Cruz also said that “crushing taxes, rules and regulations” applied to the Internet would threaten “freedom, entrepreneurship and creativity online.”

“Washington politicians want the money, and they want more and more control over our speech,” he wrote in an op/ed published by the Washington Post.

If the federal government seizes power to regulate the Internet, the regulations will never end, Cruz pointed out.

“Government-regulated utilities invariably destroy innovation and freedom,” he wrote. “Which is more innovative, the U.S. Post Office, or Facebook and Twitter? Which is better for consumers, city taxi commissions or Uber and Lyft?”

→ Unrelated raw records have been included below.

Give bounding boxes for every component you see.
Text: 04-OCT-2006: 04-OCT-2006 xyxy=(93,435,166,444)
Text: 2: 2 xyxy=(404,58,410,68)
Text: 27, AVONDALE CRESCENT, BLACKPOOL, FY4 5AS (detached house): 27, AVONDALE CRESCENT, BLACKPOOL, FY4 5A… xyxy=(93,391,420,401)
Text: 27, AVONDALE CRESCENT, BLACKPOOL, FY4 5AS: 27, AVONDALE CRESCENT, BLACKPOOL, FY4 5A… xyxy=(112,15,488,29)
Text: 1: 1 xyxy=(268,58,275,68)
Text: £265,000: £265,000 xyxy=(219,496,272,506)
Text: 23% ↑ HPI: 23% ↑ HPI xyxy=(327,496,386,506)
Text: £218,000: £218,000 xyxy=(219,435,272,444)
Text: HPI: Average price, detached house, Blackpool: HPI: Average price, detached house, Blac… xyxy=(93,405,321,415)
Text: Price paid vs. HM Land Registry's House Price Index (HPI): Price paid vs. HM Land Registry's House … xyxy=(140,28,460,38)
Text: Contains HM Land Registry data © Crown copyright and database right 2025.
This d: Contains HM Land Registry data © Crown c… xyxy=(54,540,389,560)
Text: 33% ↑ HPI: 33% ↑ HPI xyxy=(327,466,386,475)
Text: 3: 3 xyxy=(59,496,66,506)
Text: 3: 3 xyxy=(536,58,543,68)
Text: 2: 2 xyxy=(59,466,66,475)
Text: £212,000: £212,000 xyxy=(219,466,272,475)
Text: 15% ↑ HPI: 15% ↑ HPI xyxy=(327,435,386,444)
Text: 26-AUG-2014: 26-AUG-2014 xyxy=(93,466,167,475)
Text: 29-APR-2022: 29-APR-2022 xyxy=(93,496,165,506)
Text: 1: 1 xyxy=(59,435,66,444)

Sixty-one percent of Americans are against the FCC regulating the Internet like television and the radio, believing instead that the ‘Net should remain open without regulation and censorship, according to a new Rasmussen Reports poll.

“Americans remain suspicious of the motives of those who want government regulation of the Internet,” the poll results reported. “Sixty-eight percent (68%) are concerned that if the FCC does gain regulatory control over the Internet, it will lead to government efforts to control online content or promote a political agenda, with 44% who are very concerned.”